All these data structures are used for solving different problems:
- Segment tree stores intervals, and optimized for “which of these intervals contains a given point” queries.
- Interval tree stores intervals as well, but optimized for “which of these intervals overlap with a given interval” queries. It can also be used for point queries – similar to segment tree.
- Range tree stores points, and optimized for “which points fall within a given interval” queries.

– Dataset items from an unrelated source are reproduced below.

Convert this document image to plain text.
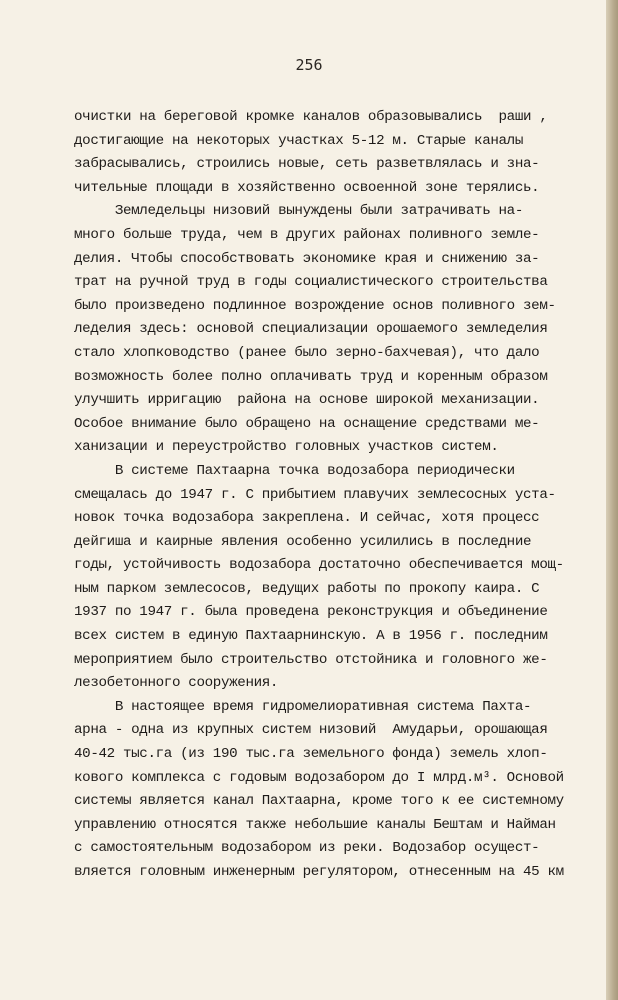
256
очистки на береговой кромке каналов образовывались  раши ,
достигающие на некоторых участках 5-12 м. Старые каналы
забрасывались, строились новые, сеть разветвлялась и зна-
чительные площади в хозяйственно освоенной зоне терялись.
Земледельцы низовий вынуждены были затрачивать на-
много больше труда, чем в других районах поливного земле-
делия. Чтобы способствовать экономике края и снижению за-
трат на ручной труд в годы социалистического строительства
было произведено подлинное возрождение основ поливного зем-
леделия здесь: основой специализации орошаемого земледелия
стало хлопководство (ранее было зерно-бахчевая), что дало
возможность более полно оплачивать труд и коренным образом
улучшить ирригацию  района на основе широкой механизации.
Особое внимание было обращено на оснащение средствами ме-
ханизации и переустройство головных участков систем.
В системе Пахтаарна точка водозабора периодически
смещалась до 1947 г. С прибытием плавучих землесосных уста-
новок точка водозабора закреплена. И сейчас, хотя процесс
дейгиша и каирные явления особенно усилились в последние
годы, устойчивость водозабора достаточно обеспечивается мощ-
ным парком землесосов, ведущих работы по прокопу каира. С
1937 по 1947 г. была проведена реконструкция и объединение
всех систем в единую Пахтаарнинскую. А в 1956 г. последним
мероприятием было строительство отстойника и головного же-
лезобетонного сооружения.
В настоящее время гидромелиоративная система Пахта-
арна - одна из крупных систем низовий  Амударьи, орошающая
40-42 тыс.га (из 190 тыс.га земельного фонда) земель хлоп-
кового комплекса с годовым водозабором до I млрд.м³. Основой
системы является канал Пахтаарна, кроме того к ее системному
управлению относятся также небольшие каналы Бештам и Найман
с самостоятельным водозабором из реки. Водозабор осущест-
вляется головным инженерным регулятором, отнесенным на 45 км
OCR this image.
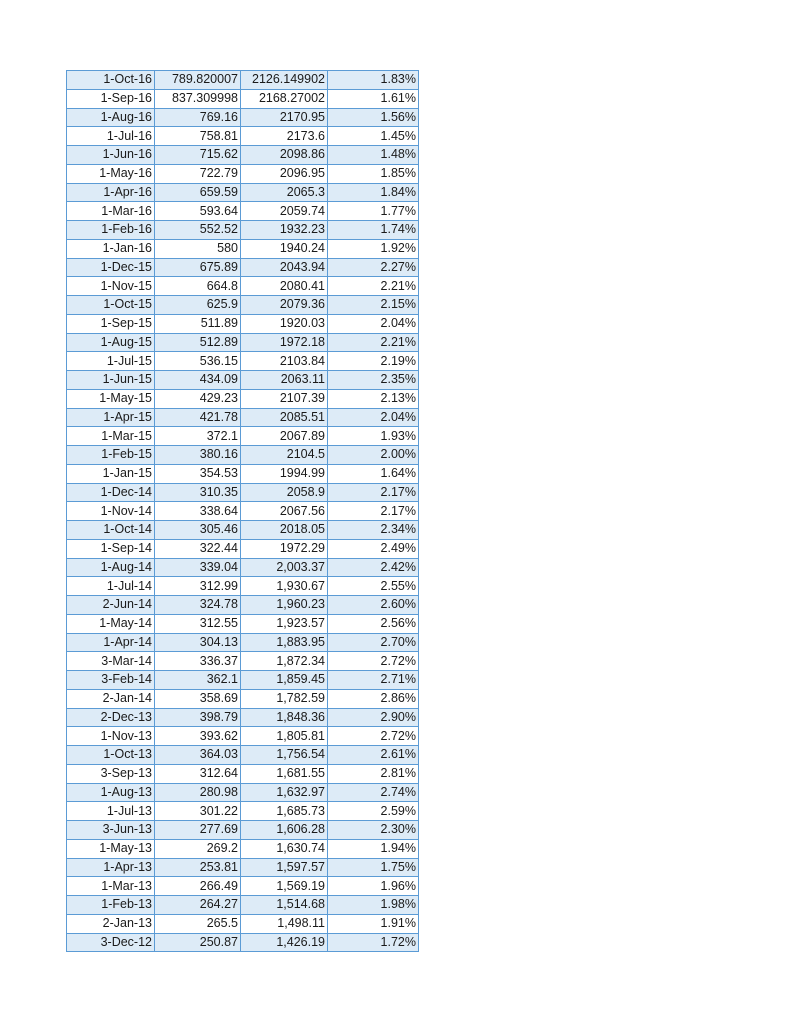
1-Oct-16	789.820007	2126.149902	1.83%
1-Sep-16	837.309998	2168.27002	1.61%
1-Aug-16	769.16	2170.95	1.56%
1-Jul-16	758.81	2173.6	1.45%
1-Jun-16	715.62	2098.86	1.48%
1-May-16	722.79	2096.95	1.85%
1-Apr-16	659.59	2065.3	1.84%
1-Mar-16	593.64	2059.74	1.77%
1-Feb-16	552.52	1932.23	1.74%
1-Jan-16	580	1940.24	1.92%
1-Dec-15	675.89	2043.94	2.27%
1-Nov-15	664.8	2080.41	2.21%
1-Oct-15	625.9	2079.36	2.15%
1-Sep-15	511.89	1920.03	2.04%
1-Aug-15	512.89	1972.18	2.21%
1-Jul-15	536.15	2103.84	2.19%
1-Jun-15	434.09	2063.11	2.35%
1-May-15	429.23	2107.39	2.13%
1-Apr-15	421.78	2085.51	2.04%
1-Mar-15	372.1	2067.89	1.93%
1-Feb-15	380.16	2104.5	2.00%
1-Jan-15	354.53	1994.99	1.64%
1-Dec-14	310.35	2058.9	2.17%
1-Nov-14	338.64	2067.56	2.17%
1-Oct-14	305.46	2018.05	2.34%
1-Sep-14	322.44	1972.29	2.49%
1-Aug-14	339.04	2,003.37	2.42%
1-Jul-14	312.99	1,930.67	2.55%
2-Jun-14	324.78	1,960.23	2.60%
1-May-14	312.55	1,923.57	2.56%
1-Apr-14	304.13	1,883.95	2.70%
3-Mar-14	336.37	1,872.34	2.72%
3-Feb-14	362.1	1,859.45	2.71%
2-Jan-14	358.69	1,782.59	2.86%
2-Dec-13	398.79	1,848.36	2.90%
1-Nov-13	393.62	1,805.81	2.72%
1-Oct-13	364.03	1,756.54	2.61%
3-Sep-13	312.64	1,681.55	2.81%
1-Aug-13	280.98	1,632.97	2.74%
1-Jul-13	301.22	1,685.73	2.59%
3-Jun-13	277.69	1,606.28	2.30%
1-May-13	269.2	1,630.74	1.94%
1-Apr-13	253.81	1,597.57	1.75%
1-Mar-13	266.49	1,569.19	1.96%
1-Feb-13	264.27	1,514.68	1.98%
2-Jan-13	265.5	1,498.11	1.91%
3-Dec-12	250.87	1,426.19	1.72%
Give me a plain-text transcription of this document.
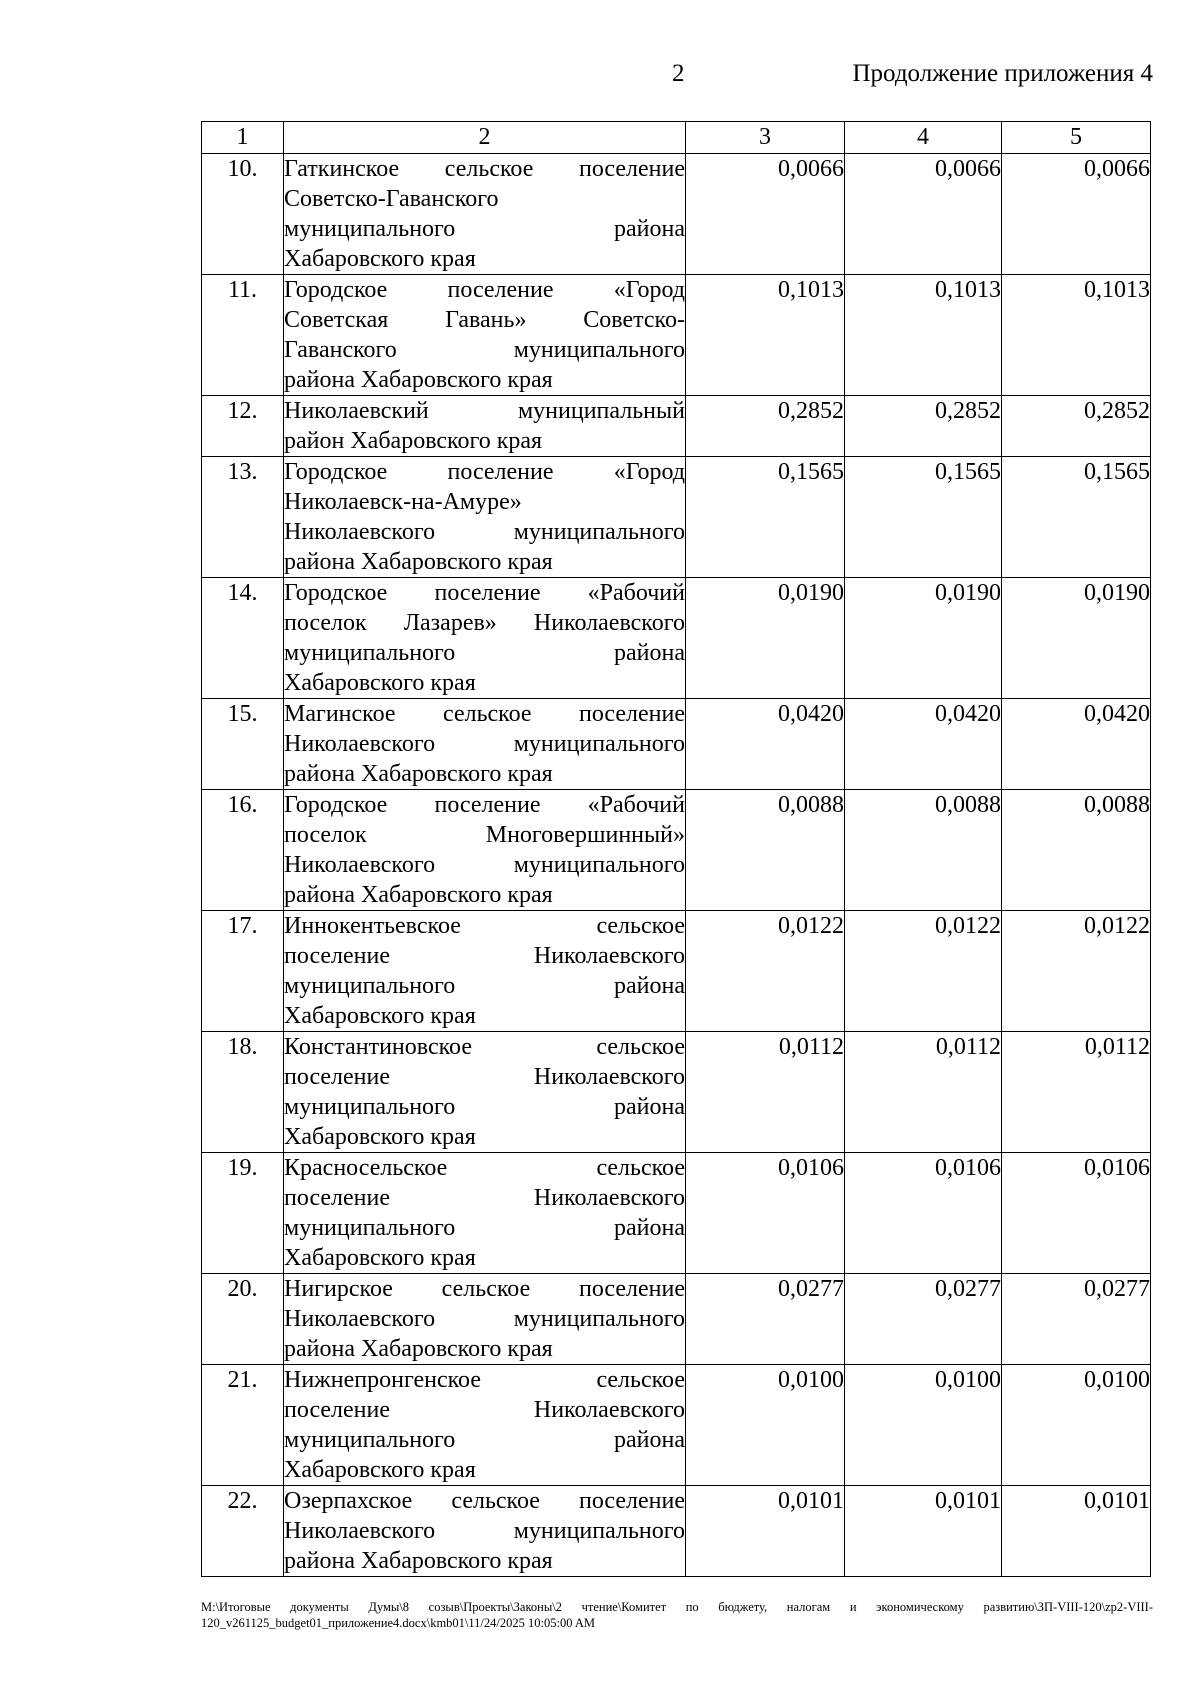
2	Продолжение приложения 4
1	2	3	4	5
10.	Гаткинское сельское поселение
Советско-Гаванского
муниципального района
Хабаровского края	0,0066	0,0066	0,0066
11.	Городское поселение «Город
Советская Гавань» Советско-
Гаванского муниципального
района Хабаровского края	0,1013	0,1013	0,1013
12.	Николаевский муниципальный
район Хабаровского края	0,2852	0,2852	0,2852
13.	Городское поселение «Город
Николаевск-на-Амуре»
Николаевского муниципального
района Хабаровского края	0,1565	0,1565	0,1565
14.	Городское поселение «Рабочий
поселок Лазарев» Николаевского
муниципального района
Хабаровского края	0,0190	0,0190	0,0190
15.	Магинское сельское поселение
Николаевского муниципального
района Хабаровского края	0,0420	0,0420	0,0420
16.	Городское поселение «Рабочий
поселок Многовершинный»
Николаевского муниципального
района Хабаровского края	0,0088	0,0088	0,0088
17.	Иннокентьевское сельское
поселение Николаевского
муниципального района
Хабаровского края	0,0122	0,0122	0,0122
18.	Константиновское сельское
поселение Николаевского
муниципального района
Хабаровского края	0,0112	0,0112	0,0112
19.	Красносельское сельское
поселение Николаевского
муниципального района
Хабаровского края	0,0106	0,0106	0,0106
20.	Нигирское сельское поселение
Николаевского муниципального
района Хабаровского края	0,0277	0,0277	0,0277
21.	Нижнепронгенское сельское
поселение Николаевского
муниципального района
Хабаровского края	0,0100	0,0100	0,0100
22.	Озерпахское сельское поселение
Николаевского муниципального
района Хабаровского края	0,0101	0,0101	0,0101
M:\Итоговые документы Думы\8 созыв\Проекты\Законы\2 чтение\Комитет по бюджету, налогам и экономическому развитию\ЗП-VIII-120\zp2-VIII-
120_v261125_budget01_приложение4.docx\kmb01\11/24/2025 10:05:00 AM
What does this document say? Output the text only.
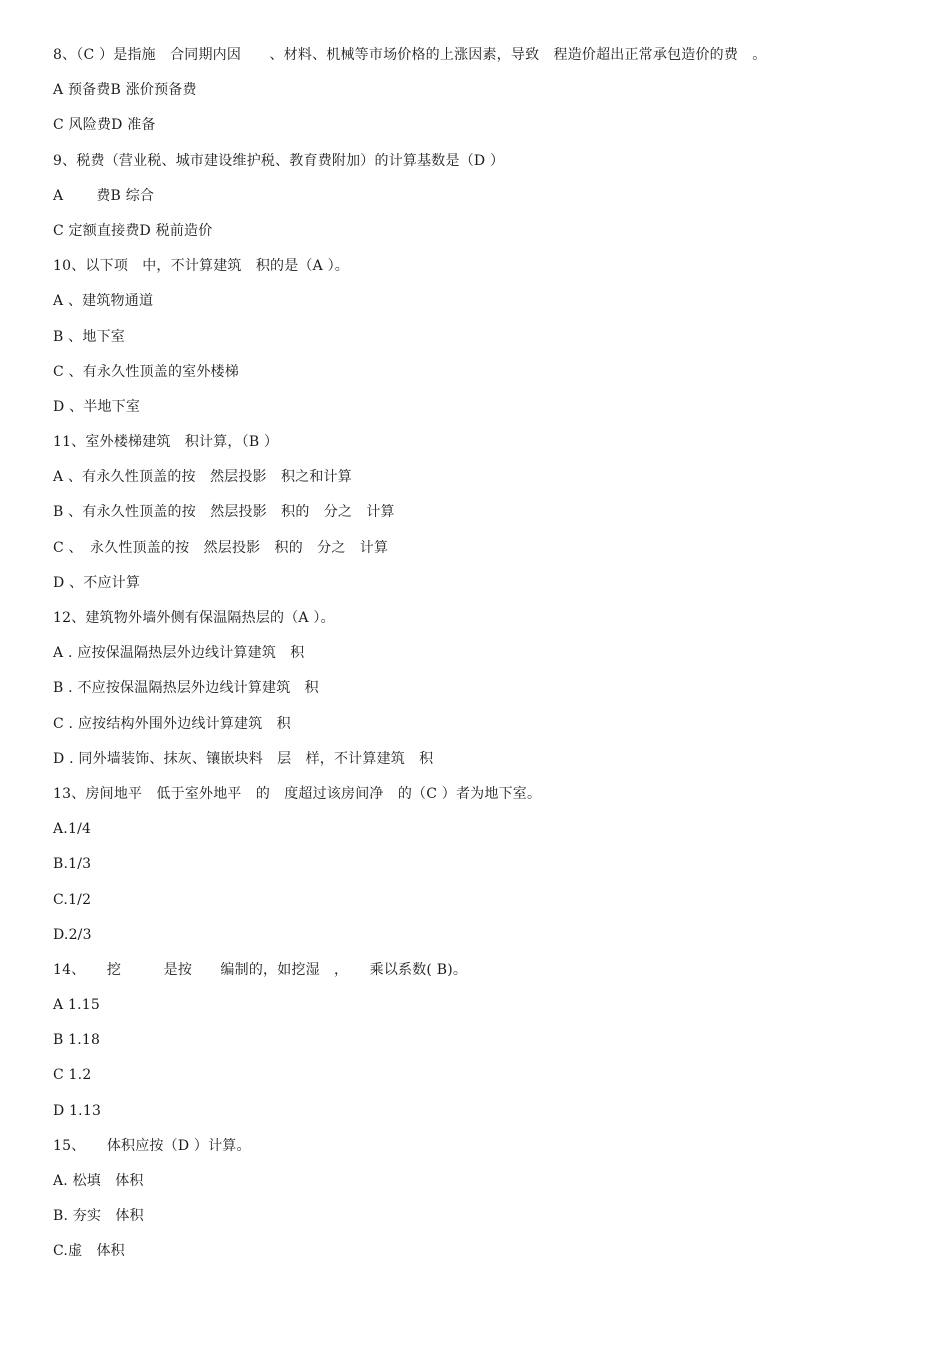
8、（C ）是指施　合同期内因　　、材料、机械等市场价格的上涨因素，导致　程造价超出正常承包造价的费　。
A 预备费B 涨价预备费
C 风险费D 准备
9、税费（营业税、城市建设维护税、教育费附加）的计算基数是（D ）
A 　　费B 综合
C 定额直接费D 税前造价
10、以下项　中，不计算建筑　积的是（A ）。
A 、建筑物通道
B 、地下室
C 、有永久性顶盖的室外楼梯
D 、半地下室
11、室外楼梯建筑　积计算，（B ）
A 、有永久性顶盖的按　然层投影　积之和计算
B 、有永久性顶盖的按　然层投影　积的　分之　计算
C 、　永久性顶盖的按　然层投影　积的　分之　计算
D 、不应计算
12、建筑物外墙外侧有保温隔热层的（A ）。
A . 应按保温隔热层外边线计算建筑　积
B . 不应按保温隔热层外边线计算建筑　积
C . 应按结构外围外边线计算建筑　积
D . 同外墙装饰、抹灰、镶嵌块料　层　样，不计算建筑　积
13、房间地平　低于室外地平　的　度超过该房间净　的（C ）者为地下室。
A.1/4
B.1/3
C.1/2
D.2/3
14、　　挖　　　是按　　编制的，如挖湿　，　　乘以系数( B)。
A 1.15
B 1.18
C 1.2
D 1.13
15、　　体积应按（D ）计算。
A. 松填　体积
B. 夯实　体积
C.虚　体积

- Binary indexed tree stores items-count per index, and optimized for “how many items are there between index m and n” queries.
Performance / Space consumption for one dimension:
- Segment tree – O(n logn) preprocessing time, O(k+logn) query time, O(n logn) space
- Interval tree – O(n logn) preprocessing time, O(k+logn) query time, O(n) space
- Range tree – O(n logn) preprocessing time, O(k+logn) query time, O(n) space
- Binary Indexed tree – O(n logn) preprocessing time, O(logn) query time, O(n) space
(k is the number of reported results).
All data structures can be dynamic, in the sense that the usage scenario includes both data changes and queries:
- Segment tree – interval can be added/deleted in O(logn) time (see here)
- Interval tree – interval can be added/deleted in O(logn) time
- Range tree – new points can be added/deleted in O(logn) time (see here)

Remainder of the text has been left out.